Doug Ratcliff, director of outreach for the Jackson School, asked Snow, at the time an adjunct faculty member in the school, if she could create an online course that would provide GeoFORCE students with credit for a fourth year of science, as well as credit for college.
“My first assignment was to help them work out how to teach an online science class to high school seniors,” said Snow.
The new course, which she has now taught two years, primarily covers physical geology, planetary geology and current issues, such as the Gulf oil spill or climate change. Last year, 40 students took her course.
Students read the textbook, watch short supplementary presentations online, and then conduct “investigations” in which they apply what they’ve learned. In one such investigation, they use real climate data taken from an Antarctic ice core, create graphs, and analyze the results.
Though most of the work is done online, Snow does take the students on field trips to rivers, volcanoes, mines, and fossil sites. There are also lab kits at each school with rocks, minerals, and maps that the students use for hands-on lessons.

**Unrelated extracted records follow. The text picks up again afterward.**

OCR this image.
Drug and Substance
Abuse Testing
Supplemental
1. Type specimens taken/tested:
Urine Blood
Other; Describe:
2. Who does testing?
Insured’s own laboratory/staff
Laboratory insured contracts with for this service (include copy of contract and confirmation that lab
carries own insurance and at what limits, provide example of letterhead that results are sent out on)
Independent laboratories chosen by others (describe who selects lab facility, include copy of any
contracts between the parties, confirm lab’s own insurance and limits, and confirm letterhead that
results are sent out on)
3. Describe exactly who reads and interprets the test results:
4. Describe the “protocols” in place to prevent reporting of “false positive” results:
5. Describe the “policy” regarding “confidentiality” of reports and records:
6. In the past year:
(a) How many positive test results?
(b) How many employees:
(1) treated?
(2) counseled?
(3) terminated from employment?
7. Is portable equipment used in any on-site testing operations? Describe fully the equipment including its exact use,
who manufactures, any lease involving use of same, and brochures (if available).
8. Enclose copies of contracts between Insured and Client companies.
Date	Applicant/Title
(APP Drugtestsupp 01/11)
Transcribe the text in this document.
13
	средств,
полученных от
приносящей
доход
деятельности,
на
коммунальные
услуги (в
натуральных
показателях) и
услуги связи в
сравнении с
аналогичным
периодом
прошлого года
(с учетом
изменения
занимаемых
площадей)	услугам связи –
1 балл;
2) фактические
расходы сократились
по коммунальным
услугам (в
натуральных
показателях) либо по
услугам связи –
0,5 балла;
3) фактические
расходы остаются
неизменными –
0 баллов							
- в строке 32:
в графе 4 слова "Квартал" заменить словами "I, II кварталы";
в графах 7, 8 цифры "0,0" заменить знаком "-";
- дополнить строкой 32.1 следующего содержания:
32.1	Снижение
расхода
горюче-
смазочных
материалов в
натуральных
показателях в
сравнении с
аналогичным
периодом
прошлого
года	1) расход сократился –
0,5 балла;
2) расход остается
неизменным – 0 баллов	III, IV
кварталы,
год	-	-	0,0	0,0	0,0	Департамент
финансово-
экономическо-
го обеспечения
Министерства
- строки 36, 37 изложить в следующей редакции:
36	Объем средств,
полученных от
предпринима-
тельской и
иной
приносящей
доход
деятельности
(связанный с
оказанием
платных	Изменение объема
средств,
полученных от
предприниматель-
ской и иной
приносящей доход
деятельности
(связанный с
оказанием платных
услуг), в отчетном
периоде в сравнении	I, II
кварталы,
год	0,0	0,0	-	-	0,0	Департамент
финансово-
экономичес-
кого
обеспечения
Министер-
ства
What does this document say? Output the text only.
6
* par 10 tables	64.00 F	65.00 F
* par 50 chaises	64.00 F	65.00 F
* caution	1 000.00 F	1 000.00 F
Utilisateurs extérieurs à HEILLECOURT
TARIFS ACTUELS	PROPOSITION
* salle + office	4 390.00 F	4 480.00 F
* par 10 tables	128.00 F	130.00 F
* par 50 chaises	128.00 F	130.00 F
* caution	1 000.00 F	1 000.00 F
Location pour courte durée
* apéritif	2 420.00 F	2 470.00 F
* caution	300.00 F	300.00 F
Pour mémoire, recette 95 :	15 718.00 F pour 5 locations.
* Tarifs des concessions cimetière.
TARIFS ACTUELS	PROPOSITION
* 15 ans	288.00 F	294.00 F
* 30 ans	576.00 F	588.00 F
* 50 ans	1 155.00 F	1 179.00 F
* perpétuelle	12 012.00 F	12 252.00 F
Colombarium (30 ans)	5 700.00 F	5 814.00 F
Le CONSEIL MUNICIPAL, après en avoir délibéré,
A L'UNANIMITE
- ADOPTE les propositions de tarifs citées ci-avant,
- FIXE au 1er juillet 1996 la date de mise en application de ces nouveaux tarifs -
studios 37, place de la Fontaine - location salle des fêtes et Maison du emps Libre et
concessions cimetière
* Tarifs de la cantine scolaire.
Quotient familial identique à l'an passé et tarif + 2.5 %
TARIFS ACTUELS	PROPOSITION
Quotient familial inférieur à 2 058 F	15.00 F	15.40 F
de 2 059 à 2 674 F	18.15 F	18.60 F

Dean Mosher announced in July that Snow would become the first associate director of outreach for the Jackson School. Her main focus will be to support GeoFORCE students both during high school and throughout college as a mentor and advisor.
“One of the things we learned from the first group of students that went to college is that getting them to college is not enough,” said Snow. “We have to make sure they get through college and get added to the workforce.”
She noted that only one in three Texas students who enroll in college finish.
“We want to be sure our numbers for GeoFORCE are a heck of a lot higher than that,” she said.
Montgomery had a wakeup call when she enrolled in calculus her first semester at UT Austin. She was lost from the start.
“This was very difficult for me to accept because math had always been my favorite subject and I had excelled at it,” she said. “I was used to being the one helping others understand the material, not the one in desperate need of help understanding.”
She made the hard decision to “Q-drop” the class. She took it again the next semester and did fine.
“My second semester was vastly different,” she said. “I tried my best to read the class material as we went rather than letting it pile up until the day before a test. I taught myself to study, which was quite a new thing for me. Overall, my second semester went a lot better than the first.”
Snow is now seeking funding for what she calls a “step up to college academy” next summer for GeoFORCE graduates planning to major in science, engineering or math. Students will be given an assessment of their math and science skills and then will work for several weeks with dynamic teachers who will help bring their skills up to college level.
“So they can step into that first class in college confidently and do well and not fail that first exam,” she said. “You don’t want your freshmen to feel like a failure two months into the school year.”